Compute island size in grid
Company: Apple
Role: Software Engineer
Category: Coding & Algorithms
Difficulty: Medium
Interview Round: Technical Screen
Given an m x n binary matrix grid of 0s (water) and 1s (land), where an island is a group of 1s connected 4-directionally, implement sizeOfIsland(grid, r, c) that returns the number of cells in the island containing cell (r, c); return 0 if (r, c) is water or out of bounds. You may either mutate grid (e.g., marking visited) or use an auxiliary visited structure—explain your choice. Describe the algorithm (DFS or BFS), clearly state the base cases, and analyze time and space complexity.
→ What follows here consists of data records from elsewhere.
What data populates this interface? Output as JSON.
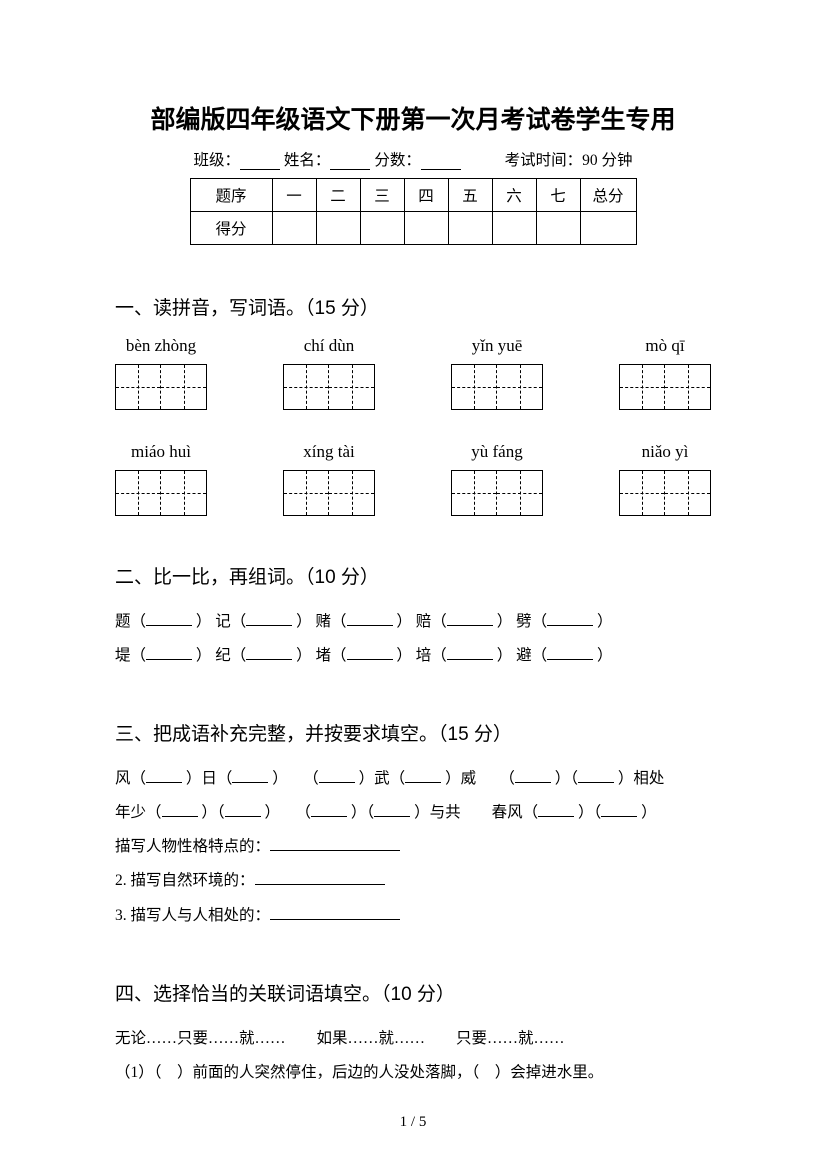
{
  "title": "部编版四年级语文下册第一次月考试卷学生专用",
  "header": {
    "class_label": "班级：",
    "name_label": "姓名：",
    "score_label": "分数：",
    "time_label": "考试时间：90 分钟"
  },
  "score_table": {
    "row1_label": "题序",
    "columns": [
      "一",
      "二",
      "三",
      "四",
      "五",
      "六",
      "七",
      "总分"
    ],
    "row2_label": "得分"
  },
  "section1": {
    "heading": "一、读拼音，写词语。（15 分）",
    "pinyin_row1": [
      "bèn zhòng",
      "chí dùn",
      "yǐn yuē",
      "mò qī"
    ],
    "pinyin_row2": [
      "miáo huì",
      "xíng tài",
      "yù fáng",
      "niǎo yì"
    ]
  },
  "section2": {
    "heading": "二、比一比，再组词。（10 分）",
    "row1": [
      "题（",
      "）  记（",
      "）  赌（",
      "）  赔（",
      "）  劈（",
      "）"
    ],
    "row2": [
      "堤（",
      "）  纪（",
      "）  堵（",
      "）  培（",
      "）  避（",
      "）"
    ]
  },
  "section3": {
    "heading": "三、把成语补充完整，并按要求填空。（15 分）",
    "line1_parts": [
      "风（",
      "）日（",
      "）　　（",
      "）武（",
      "）威　　（",
      "）（",
      "）相处"
    ],
    "line2_parts": [
      "年少（",
      "）（",
      "）　　（",
      "）（",
      "）与共　　春风（",
      "）（",
      "）"
    ],
    "q1": "描写人物性格特点的：",
    "q2": "2. 描写自然环境的：",
    "q3": "3. 描写人与人相处的："
  },
  "section4": {
    "heading": "四、选择恰当的关联词语填空。（10 分）",
    "options": "无论……只要……就……　　如果……就……　　只要……就……",
    "q1": "（1）（　）前面的人突然停住，后边的人没处落脚，（　）会掉进水里。"
  },
  "page_number": "1 / 5"
}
Follow-up: adapt your solution to compute the size of the largest island in the entire grid.
Quick Answer: This interview question evaluates algorithm design, data structures, correctness, complexity, edge cases, and implementation details in a realistic interview setting. A strong answer for Compute island size in grid states assumptions, handles edge cases, explains trade-offs, and shows how to validate the result clearly.
Solution
# Solution Alignment
The prompt asks for an implementation-level answer. The safest way to present it is to define the state, maintain clear invariants, then walk through complexity and tests.
## Problem Restatement
Given an m x n binary matrix grid of 0s (water) and 1s (land), where an island is a group of 1s connected 4-directionally, implement sizeOfIsland(grid, r, c) that returns the number of cells in the island containing cell (r, c); return 0 if (r, c) is water or out of bounds. You may either mutate grid (e.g., marking visited) or use an auxiliary visited structure—explain your choice. Describe the algorithm (DFS or BFS), clearly state the base cases, and analyze time and space complexity. Follow-up: adapt your solution to compute the size of the largest island in the entire grid.
## Recommended Approach
Model each reachable configuration as a graph state and choose the traversal by edge cost: BFS for unweighted shortest paths, Dijkstra for non-negative weighted paths, or topological DP for DAGs. Track visited states at the correct granularity so cycles do not cause repeated work.
## Correctness
The implementation should maintain an invariant after each loop or operation that directly matches the problem statement. At termination, that invariant implies the returned value has considered every valid candidate exactly once, or has preserved the required data-structure state after every API call.
## Complexity
BFS is O(V + E) time and O(V) space for a standard graph. Expanded-state problems multiply those bounds by the number of state dimensions.
## Edge Cases and Tests
Disconnected graph, source equals target, cycles, duplicate edges, unreachable target, and whether the answer counts nodes, edges, moves, or transfers.